Monday, March 24, 2014



                      REFLECTIONS ON THE EXCESSES OF THE NSA  3/24/2014

This Week the President had a meeting with a number of electronic media
magnates including Google and Facebook about excessive surveillance
by the NSA. It should be noted that it appears that most of these institutions
have for years been secretly supplying the NSA with information on our personal
communications, without protest. That is until Edward Snowden, the now
infamous whistle blower, informed us all about the dragnet information
being culled by this agency. Now there appears to some interest on the part of
electronic media outlets to salve their conscience by tepid protest over these
activities.
Why should we care if the NSA tracks information about us?
Most of us have done, said , or written something in our past that would
embarrass us if it were to become public knowledge.
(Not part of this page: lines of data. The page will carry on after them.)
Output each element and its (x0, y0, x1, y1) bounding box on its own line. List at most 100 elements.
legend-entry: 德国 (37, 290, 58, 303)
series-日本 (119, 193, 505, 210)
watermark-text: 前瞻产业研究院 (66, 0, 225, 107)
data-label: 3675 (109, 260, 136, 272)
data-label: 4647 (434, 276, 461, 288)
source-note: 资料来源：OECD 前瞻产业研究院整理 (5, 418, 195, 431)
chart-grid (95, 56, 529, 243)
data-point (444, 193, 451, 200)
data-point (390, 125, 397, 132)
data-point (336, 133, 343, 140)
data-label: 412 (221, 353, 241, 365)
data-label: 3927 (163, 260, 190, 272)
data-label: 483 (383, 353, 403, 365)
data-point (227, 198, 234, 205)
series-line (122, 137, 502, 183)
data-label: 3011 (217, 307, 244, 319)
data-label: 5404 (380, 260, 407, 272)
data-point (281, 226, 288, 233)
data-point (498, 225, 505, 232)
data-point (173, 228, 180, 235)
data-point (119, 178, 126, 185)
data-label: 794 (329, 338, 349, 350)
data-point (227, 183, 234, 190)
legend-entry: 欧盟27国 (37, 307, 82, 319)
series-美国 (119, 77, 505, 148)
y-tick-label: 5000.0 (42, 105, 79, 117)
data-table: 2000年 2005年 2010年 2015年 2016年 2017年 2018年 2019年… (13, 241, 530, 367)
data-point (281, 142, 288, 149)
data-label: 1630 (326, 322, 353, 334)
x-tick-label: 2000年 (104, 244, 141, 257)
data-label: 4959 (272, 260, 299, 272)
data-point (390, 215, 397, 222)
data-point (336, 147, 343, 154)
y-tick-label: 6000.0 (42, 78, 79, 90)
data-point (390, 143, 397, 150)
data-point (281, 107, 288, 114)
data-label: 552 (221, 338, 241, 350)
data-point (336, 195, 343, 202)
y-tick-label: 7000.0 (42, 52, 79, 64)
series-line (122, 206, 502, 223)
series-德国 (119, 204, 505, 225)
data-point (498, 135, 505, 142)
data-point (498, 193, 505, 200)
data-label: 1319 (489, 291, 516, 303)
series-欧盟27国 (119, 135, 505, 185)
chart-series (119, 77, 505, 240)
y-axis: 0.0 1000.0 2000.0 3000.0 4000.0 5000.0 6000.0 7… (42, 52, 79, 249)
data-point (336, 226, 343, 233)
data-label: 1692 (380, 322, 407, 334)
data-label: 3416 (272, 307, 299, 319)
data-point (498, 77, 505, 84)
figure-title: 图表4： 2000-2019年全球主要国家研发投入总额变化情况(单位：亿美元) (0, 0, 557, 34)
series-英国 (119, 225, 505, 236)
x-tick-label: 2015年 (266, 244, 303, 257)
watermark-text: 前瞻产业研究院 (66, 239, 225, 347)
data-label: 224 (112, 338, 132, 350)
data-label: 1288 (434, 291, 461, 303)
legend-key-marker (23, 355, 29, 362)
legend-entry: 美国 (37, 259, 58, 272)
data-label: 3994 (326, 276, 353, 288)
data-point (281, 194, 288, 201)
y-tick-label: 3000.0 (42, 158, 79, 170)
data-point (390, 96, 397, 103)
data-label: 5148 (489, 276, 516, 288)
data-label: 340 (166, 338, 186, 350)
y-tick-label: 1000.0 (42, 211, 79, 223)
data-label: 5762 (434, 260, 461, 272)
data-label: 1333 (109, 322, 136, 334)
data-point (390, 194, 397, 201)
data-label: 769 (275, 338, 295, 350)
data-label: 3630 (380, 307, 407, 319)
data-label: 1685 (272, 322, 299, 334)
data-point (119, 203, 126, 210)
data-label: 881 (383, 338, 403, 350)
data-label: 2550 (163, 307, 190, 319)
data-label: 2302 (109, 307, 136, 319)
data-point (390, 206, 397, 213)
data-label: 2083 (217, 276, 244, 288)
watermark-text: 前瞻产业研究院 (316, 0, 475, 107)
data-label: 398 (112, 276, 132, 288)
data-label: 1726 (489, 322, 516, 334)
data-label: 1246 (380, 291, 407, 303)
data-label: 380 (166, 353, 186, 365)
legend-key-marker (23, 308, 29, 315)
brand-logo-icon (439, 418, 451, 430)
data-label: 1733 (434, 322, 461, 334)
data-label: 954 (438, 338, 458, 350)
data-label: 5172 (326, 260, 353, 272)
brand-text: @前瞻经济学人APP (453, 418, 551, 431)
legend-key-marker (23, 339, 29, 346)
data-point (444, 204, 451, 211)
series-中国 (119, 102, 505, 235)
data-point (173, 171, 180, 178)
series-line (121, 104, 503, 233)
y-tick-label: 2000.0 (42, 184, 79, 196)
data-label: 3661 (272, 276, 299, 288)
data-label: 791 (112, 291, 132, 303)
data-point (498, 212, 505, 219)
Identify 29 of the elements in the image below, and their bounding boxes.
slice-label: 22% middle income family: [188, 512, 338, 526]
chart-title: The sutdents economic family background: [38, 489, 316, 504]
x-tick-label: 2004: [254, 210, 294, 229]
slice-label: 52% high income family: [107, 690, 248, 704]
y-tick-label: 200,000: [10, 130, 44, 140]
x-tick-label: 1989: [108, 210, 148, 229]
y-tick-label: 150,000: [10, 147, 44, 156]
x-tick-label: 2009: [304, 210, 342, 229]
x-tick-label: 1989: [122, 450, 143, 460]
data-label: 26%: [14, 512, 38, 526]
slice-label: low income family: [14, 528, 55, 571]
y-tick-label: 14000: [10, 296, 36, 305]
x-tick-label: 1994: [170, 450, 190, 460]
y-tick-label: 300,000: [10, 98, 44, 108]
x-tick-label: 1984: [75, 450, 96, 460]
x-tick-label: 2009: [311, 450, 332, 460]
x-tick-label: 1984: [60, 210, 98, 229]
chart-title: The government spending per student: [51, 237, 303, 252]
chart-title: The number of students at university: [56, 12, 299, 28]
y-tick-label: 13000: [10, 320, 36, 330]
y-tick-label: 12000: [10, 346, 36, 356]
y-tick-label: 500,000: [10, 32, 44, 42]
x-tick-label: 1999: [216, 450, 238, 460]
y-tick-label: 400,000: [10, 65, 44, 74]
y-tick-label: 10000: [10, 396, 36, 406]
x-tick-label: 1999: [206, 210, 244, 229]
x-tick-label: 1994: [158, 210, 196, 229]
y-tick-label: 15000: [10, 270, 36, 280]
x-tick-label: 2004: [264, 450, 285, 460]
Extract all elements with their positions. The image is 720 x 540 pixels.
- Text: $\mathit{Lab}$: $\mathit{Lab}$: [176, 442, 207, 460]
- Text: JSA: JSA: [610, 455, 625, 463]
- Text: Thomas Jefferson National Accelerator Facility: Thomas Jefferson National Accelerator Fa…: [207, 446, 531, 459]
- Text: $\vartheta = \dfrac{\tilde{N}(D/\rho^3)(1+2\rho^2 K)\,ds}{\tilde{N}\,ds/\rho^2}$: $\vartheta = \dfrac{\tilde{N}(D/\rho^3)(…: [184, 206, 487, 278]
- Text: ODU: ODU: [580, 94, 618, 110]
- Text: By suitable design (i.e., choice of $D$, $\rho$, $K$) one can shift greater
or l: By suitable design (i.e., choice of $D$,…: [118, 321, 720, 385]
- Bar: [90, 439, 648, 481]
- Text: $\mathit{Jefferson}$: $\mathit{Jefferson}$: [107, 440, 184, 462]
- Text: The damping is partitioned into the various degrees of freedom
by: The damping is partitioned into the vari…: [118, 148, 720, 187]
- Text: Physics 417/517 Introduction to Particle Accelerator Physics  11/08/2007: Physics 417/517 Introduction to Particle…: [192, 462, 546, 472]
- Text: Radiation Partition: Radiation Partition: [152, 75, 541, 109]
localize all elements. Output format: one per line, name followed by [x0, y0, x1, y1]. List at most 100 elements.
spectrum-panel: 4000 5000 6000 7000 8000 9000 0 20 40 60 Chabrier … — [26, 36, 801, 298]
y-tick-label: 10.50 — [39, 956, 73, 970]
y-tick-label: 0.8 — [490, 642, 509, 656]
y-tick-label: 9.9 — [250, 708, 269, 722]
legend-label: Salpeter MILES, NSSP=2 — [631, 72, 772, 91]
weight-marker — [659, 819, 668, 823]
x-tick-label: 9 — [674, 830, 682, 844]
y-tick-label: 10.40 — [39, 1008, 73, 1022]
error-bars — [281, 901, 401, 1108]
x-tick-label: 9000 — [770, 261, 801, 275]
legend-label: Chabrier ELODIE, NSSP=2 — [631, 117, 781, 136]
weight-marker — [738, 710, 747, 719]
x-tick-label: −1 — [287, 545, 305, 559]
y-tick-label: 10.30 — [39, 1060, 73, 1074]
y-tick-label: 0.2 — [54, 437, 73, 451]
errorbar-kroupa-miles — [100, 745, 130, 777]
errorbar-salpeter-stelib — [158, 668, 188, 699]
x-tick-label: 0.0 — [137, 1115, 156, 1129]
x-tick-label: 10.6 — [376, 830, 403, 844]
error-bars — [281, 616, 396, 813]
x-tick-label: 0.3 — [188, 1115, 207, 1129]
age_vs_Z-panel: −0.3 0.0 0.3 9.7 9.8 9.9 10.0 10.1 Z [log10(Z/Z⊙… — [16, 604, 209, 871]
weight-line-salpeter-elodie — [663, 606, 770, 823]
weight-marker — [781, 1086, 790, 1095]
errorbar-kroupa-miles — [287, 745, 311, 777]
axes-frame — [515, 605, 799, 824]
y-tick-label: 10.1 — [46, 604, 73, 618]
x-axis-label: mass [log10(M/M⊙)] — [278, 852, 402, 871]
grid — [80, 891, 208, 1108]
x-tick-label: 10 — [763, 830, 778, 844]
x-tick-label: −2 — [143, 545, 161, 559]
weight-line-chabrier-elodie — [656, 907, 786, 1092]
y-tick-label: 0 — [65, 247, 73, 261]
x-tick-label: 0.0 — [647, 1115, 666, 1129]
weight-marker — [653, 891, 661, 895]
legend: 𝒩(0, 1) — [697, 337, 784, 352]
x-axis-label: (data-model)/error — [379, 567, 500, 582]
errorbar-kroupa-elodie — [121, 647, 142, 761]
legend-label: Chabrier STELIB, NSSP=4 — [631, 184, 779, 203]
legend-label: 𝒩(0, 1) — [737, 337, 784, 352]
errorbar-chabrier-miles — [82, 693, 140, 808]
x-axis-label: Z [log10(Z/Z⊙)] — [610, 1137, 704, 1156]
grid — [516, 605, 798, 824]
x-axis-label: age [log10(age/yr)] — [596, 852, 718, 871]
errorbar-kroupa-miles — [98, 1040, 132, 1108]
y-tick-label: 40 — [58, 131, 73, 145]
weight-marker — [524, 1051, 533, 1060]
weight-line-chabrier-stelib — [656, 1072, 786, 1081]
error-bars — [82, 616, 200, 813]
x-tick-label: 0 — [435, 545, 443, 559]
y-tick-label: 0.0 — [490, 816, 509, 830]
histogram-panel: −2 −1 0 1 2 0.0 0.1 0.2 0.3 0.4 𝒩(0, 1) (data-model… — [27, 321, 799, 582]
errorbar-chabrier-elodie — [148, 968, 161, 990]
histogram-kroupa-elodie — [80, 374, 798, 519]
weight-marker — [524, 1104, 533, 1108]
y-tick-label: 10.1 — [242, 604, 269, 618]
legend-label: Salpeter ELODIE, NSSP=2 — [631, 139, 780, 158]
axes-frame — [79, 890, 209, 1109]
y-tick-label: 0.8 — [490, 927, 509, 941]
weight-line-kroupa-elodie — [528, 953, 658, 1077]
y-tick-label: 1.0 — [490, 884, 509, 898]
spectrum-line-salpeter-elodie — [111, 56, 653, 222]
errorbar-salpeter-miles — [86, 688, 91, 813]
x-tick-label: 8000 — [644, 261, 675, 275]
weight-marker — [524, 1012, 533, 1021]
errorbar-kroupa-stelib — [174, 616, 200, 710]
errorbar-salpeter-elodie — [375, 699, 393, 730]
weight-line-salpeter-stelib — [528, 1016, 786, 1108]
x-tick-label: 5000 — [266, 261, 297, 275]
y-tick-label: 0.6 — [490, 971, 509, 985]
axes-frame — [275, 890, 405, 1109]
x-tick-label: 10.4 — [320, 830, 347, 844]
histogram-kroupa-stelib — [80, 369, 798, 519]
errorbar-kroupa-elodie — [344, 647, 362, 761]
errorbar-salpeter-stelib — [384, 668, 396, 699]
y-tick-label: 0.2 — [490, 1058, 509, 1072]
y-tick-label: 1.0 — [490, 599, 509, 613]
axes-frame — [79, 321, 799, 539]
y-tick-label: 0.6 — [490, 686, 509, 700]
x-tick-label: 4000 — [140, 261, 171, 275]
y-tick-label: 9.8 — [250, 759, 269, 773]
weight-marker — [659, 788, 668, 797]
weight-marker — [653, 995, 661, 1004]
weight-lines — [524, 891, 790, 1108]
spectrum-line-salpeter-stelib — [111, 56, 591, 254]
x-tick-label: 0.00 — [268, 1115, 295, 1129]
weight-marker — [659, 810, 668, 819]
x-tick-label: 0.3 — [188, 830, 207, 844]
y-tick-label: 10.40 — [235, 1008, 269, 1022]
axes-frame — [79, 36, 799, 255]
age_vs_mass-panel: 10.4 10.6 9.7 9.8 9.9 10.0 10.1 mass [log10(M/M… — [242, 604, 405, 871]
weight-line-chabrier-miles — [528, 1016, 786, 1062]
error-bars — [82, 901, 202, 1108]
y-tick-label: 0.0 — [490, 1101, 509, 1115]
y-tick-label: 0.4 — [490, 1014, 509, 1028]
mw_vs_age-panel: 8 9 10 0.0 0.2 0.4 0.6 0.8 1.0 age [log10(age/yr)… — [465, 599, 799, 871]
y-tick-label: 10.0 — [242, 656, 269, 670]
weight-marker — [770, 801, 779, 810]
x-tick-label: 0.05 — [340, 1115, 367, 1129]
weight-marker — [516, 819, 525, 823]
Or perhaps we associated
with “the wrong crowd” for a period of time in our lives. Most people then
change perspectives, and go on with their lives.
What if there were an agency that was empowered to collect information on
what everyone did, said, or wrote, and held it for an indefinite period of time?
Eventually some of this information, through timely leaks, would serve to destroy
 the social, financial, and/or political aspirations of many individuals. Such is the
nature of politically and ideologically influenced institutions.
There is now such an agency which aspires to collect information on all that you
do, say, or  write. It is the National Security Agency (NSA)
Governmental excesses like those currently demonstrated by the NSA were
anticipated by the writers of The Bill Of Rights who, in the 4th Amendment,
penned a citizens protection against “unreasonable search and seizure”.
The National Security Agency, and it’s apologists defer that they are only
attempting  to protect Americans from the ravages of terrorists bent on
widespread mayhem. Why then is there no transparency in their activities? Why
has there no meaningful oversight of this surveillance? Why must they
collect data on those suspected of no crimes, data to be cataloged and held in
 perpetuity without timed destruction (perhaps after five years)?

What must be done?
If these activities of our security agencies are not decisively, and quickly halted
and reversed, our democratic ideals, which have served is well for more than two
 centuries, will wither.  Tyranny will quickly follow. Autocratic rule will inevitably
 be foisted upon us. Meaningful representative government will cease to exist.
We will all live in constant fear of being observed, discovered, “found out”,
or that information from our past will come back to haunt or destroy us.
Life will become an oppressive experience for thoughtful and expressive
individuals.
People with social sensitivity, academics, politicians, and people in power must
step up and talk about this threat to our individual liberties. Our sitting President
seems oblivious to the implications of the dark forces working to unravel this
great experiment in personal freedom.